Einzeln marschieren und verlieren
Die linken Kandidaten für das französische Präsidentenamt hoffen auf weitere Überraschungen
Zwar könnten sich bald Hamon und Mélenchon treffen. Doch die Aussichten auf eine gemeinsame Kandidatur sind verschwindend gering. Die linken Präsidentschaftskandidaten Benoît Hamon, Jean-Luc Mélenchon und Yannick Jadot eint zwar die Kritik der Personalisierung in der Politik der 5. Republik – und doch sind sie selbst dieser Personalisierung verfallen. Weil keiner von ihnen zurückstehen will, hat keiner eine echte Chance, und so dürfte Frankreichs Linke als Ganzes bei dieser Wahl auf der Strecke bleiben.
Allerdings ist der Grünen-Politiker Jadot eine rühmliche Ausnahme. Er wäre bereit, zugunsten Hamons von der Parti socialiste (PS) zurückzutreten. Doch darüber muss erst noch eine Internetabstimmung unter der Basis und den Anhängern der Grünen entscheiden.
Der links von der PS stehende JeanLuc Mélenchon könnte jüngsten Umfragen zufolge im ersten Wahlgang zwölf Prozent der Stimmen bekommen, Benoît Hamon 14,5 Prozent. Das ist für beide zu viel, um zu verzichten, und zu wenig, um überzeugend zu dominieren. Wenn sie gehofft hatten, die Franzosen würden ihnen die Entscheidung abnehmen, haben sie sich getäuscht.
Unterdessen hat Hamon alle Hände voll zu tun, die Sozialisten hinter seiner Person zusammenzuhalten und ein Abwandern zum »Wederrechts-noch-links-Kandidaten« Emmanuel Macron abzuwenden.
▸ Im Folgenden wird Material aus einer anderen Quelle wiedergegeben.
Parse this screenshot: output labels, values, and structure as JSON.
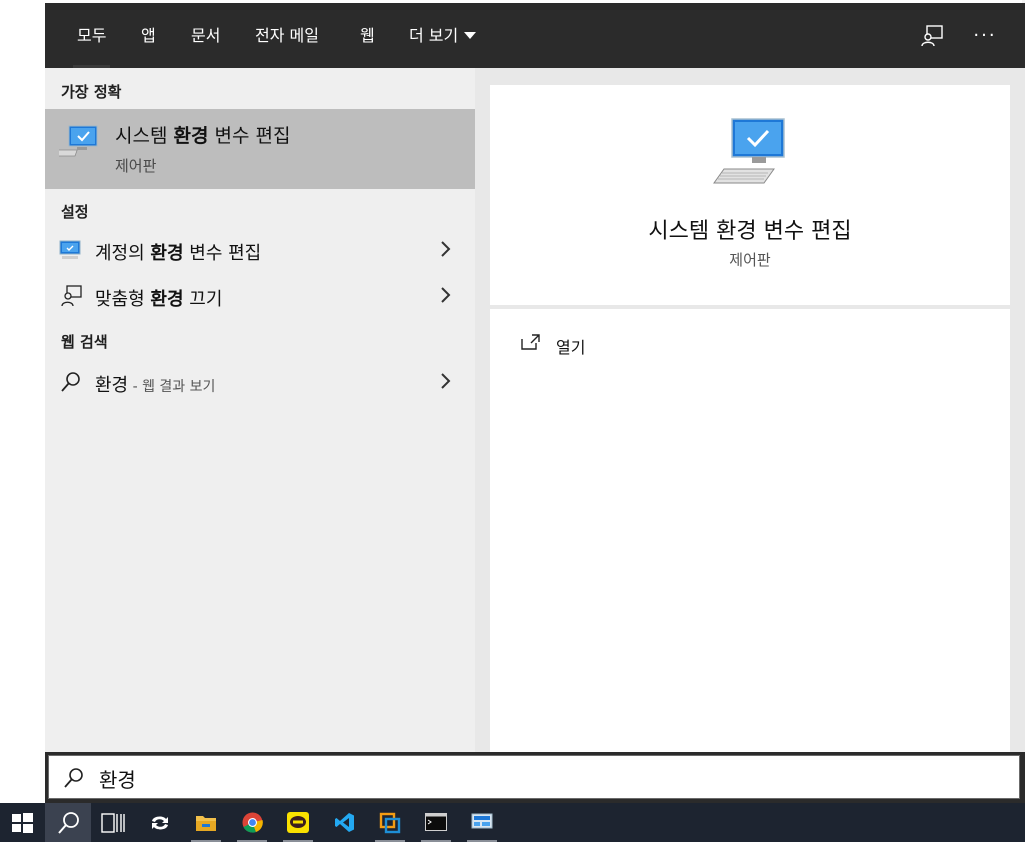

Wie schwer es ist, die innere Zerrissenheit der PS zu überbrücken, zeigte dieser Tage erst wieder ihre Haltung zum Freihandelsabkommen mit Kanada. Von der Parteiführung und Ex- Premier Manuel Valls wird es unterstützt, Präsidentschaftskandidat Hamon lehnt es strikt ab. Dieser ist einem Treffen mit Mélenchon bisher aus dem Weg gegangen und hat selbst zu einer als »gemeinsam« angekündigten Pressekonferenz mit Mélenchon und Jadot vor der CETA-Abstimmung im Europaparlament nur einen PS-Europa-Abgeordenten als seinen Vertreter entsandt.
Immerhin zeichnet sich jetzt für die nächsten Tage die Möglichkeit einer Begegnung zwischen Hamon und Mélenchon ab. Doch die Aussichten auf eine gemeinsame Kandidatur sind verschwindend gering, denn beide beharren auf ihrer Position. Hamon beruft sich auf das Ergebnis der Vorwahl der Sozialisten und ihrer Verbündeten, das ihm eine Legitimität verleihe. Im Gegensatz zu seinem Gegenspieler, der sich vor einem Jahr selbst zum Präsidentschaftskandida- ten erklärt hatte. Für Mélenchon, der sich auf seine Bewegung »La France insoumise« (Das aufsässige Frankreich) und seine 230 000 Anhänger im Internet beruft, sind die Dinge ganz einfach. »Hamon muss sich zwischen den Sozialdemokraten vom Schlage Valls und mir entscheiden«, erklärt das Ex-PS-Mitglied, der um nichts auf der Welt auf seine Kandidatur verzichten würde. So sehr ist er davon überzeugt, als Verfechter konsequent linker Positionen unersetzlich zu sein.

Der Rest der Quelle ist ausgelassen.